Wichtig sind dafür nicht nur ein unabhängiges Marktmonitoring, sondern auch schnelle, verbindliche Marktanpassungsschritte und ein flexibles Produktionsverhalten.

Der BDM befürwortet den Export hochveredelter Milchprodukte, der mit einer verantwortungsvollen Preisgestaltung Dumping in den Importländern vermeidet und bei den Milchviehhaltern hierzulande die Abdeckung sämtlicher Kosten und eine Gewinnerzielung zulässt. Nur so können die Milchbetriebe wirtschaftlich nachhaltig weiterentwickelt werden.

Kritisch wird hingegen der Export von sogenannten Standardprodukten gesehen - vor allem dann, wenn damit keine entsprechende Wertschöpfung erzielt wird, die die Milcherzeugungskosten vollständig deckt.

"Es muss uns alarmieren, wenn die Auswertung der Buchführungsergebnisse des Milchwirtschaftsjahres 2012/13 von 1.045 spezialisierten norddeutschen Milchviehbetrieben ergibt, dass nur bei einem Viertel der Betriebe die Tilgung größer als die Neuverschuldung ist. Das zeigt, wie wichtig es ist, dass sich die Exporterfolge der Molkereien umgehend und vollständig auf dem Konto der Milcherzeuger niederschlagen und außerdem, wie wichtig die Entwicklung geeigneter Instrumente für kommende Marktkrisen ist", betonte Schaber.

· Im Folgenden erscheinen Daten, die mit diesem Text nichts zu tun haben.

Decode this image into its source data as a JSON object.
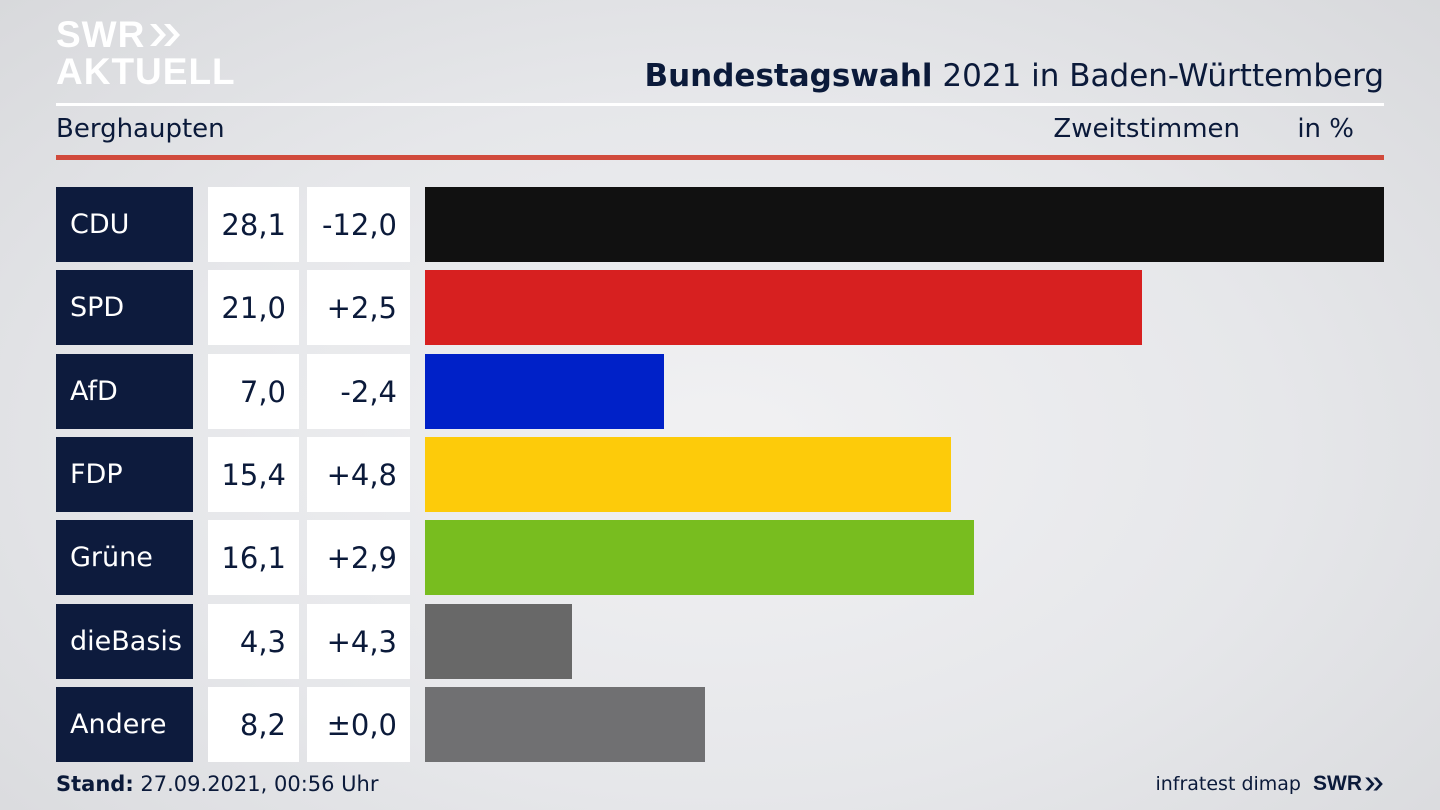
{
  "brand": {
    "line1": "SWR",
    "line2": "AKTUELL",
    "footer_logo": "SWR"
  },
  "header": {
    "title_bold": "Bundestagswahl",
    "title_rest": " 2021 in Baden-Württemberg",
    "region": "Berghaupten",
    "measure": "Zweitstimmen",
    "unit": "in %"
  },
  "footer": {
    "stand_label": "Stand:",
    "stand_value": " 27.09.2021, 00:56 Uhr",
    "source": "infratest dimap"
  },
  "chart_data": {
    "type": "bar",
    "orientation": "horizontal",
    "categories": [
      "CDU",
      "SPD",
      "AfD",
      "FDP",
      "Grüne",
      "dieBasis",
      "Andere"
    ],
    "series": [
      {
        "name": "Zweitstimmen",
        "values": [
          28.1,
          21.0,
          7.0,
          15.4,
          16.1,
          4.3,
          8.2
        ],
        "labels": [
          "28,1",
          "21,0",
          "7,0",
          "15,4",
          "16,1",
          "4,3",
          "8,2"
        ]
      },
      {
        "values": [
          -12.0,
          2.5,
          -2.4,
          4.8,
          2.9,
          4.3,
          0.0
        ],
        "labels": [
          "-12,0",
          "+2,5",
          "-2,4",
          "+4,8",
          "+2,9",
          "+4,3",
          "±0,0"
        ]
      }
    ],
    "colors": [
      "#111111",
      "#d72020",
      "#0021c8",
      "#fdcb0a",
      "#78bd1f",
      "#686868",
      "#707072"
    ],
    "grid": false,
    "legend": "none"
  }
}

Für einen verantwortungsvollen Export von Milch und Milchprodukten bedarf es nach Ansicht des BDM klarer politischer Rahmenbedingungen:

- Zusätzliche Marktkriseninstrumente sind notwendig, die in der Lage sind, zeitlich befristet das Angebot von Milch zu reduzieren (z. B. befristeter Produktionsverzicht). Allein mit staatlicher Intervention und Privater Lagerhaltung führt die nächste Milchmarktkrise zum wirtschaftlichen Kollaps vieler Milchviehbetriebe.

- Damit auch die Milchviehhalter von hohen Exportpreisen profitieren können, muss ihre Marktstellung verbessert werden. Das in der Sektoruntersuchung Milch vom Bundeskartellamt festgestellte Marktungleichgewicht zu Lasten der Milchviehhalter bedarf eingehender politischer Betrachtung und Lösung.

- Exporterstattungen und Ausfuhrbeihilfen müssen kategorisch abgeschafft werden. Damit wurden regionale Märkte in Schwellen- und Entwicklungsländern zerstört.

Der BDM spricht sich außerdem für die Stärkung der regionalen Vermarktung von deutscher Milch und Milchprodukten aus sowie für eine klare Herkunftsbezeichnung, um der Verbrauchertäuschung ein Ende zu setzen.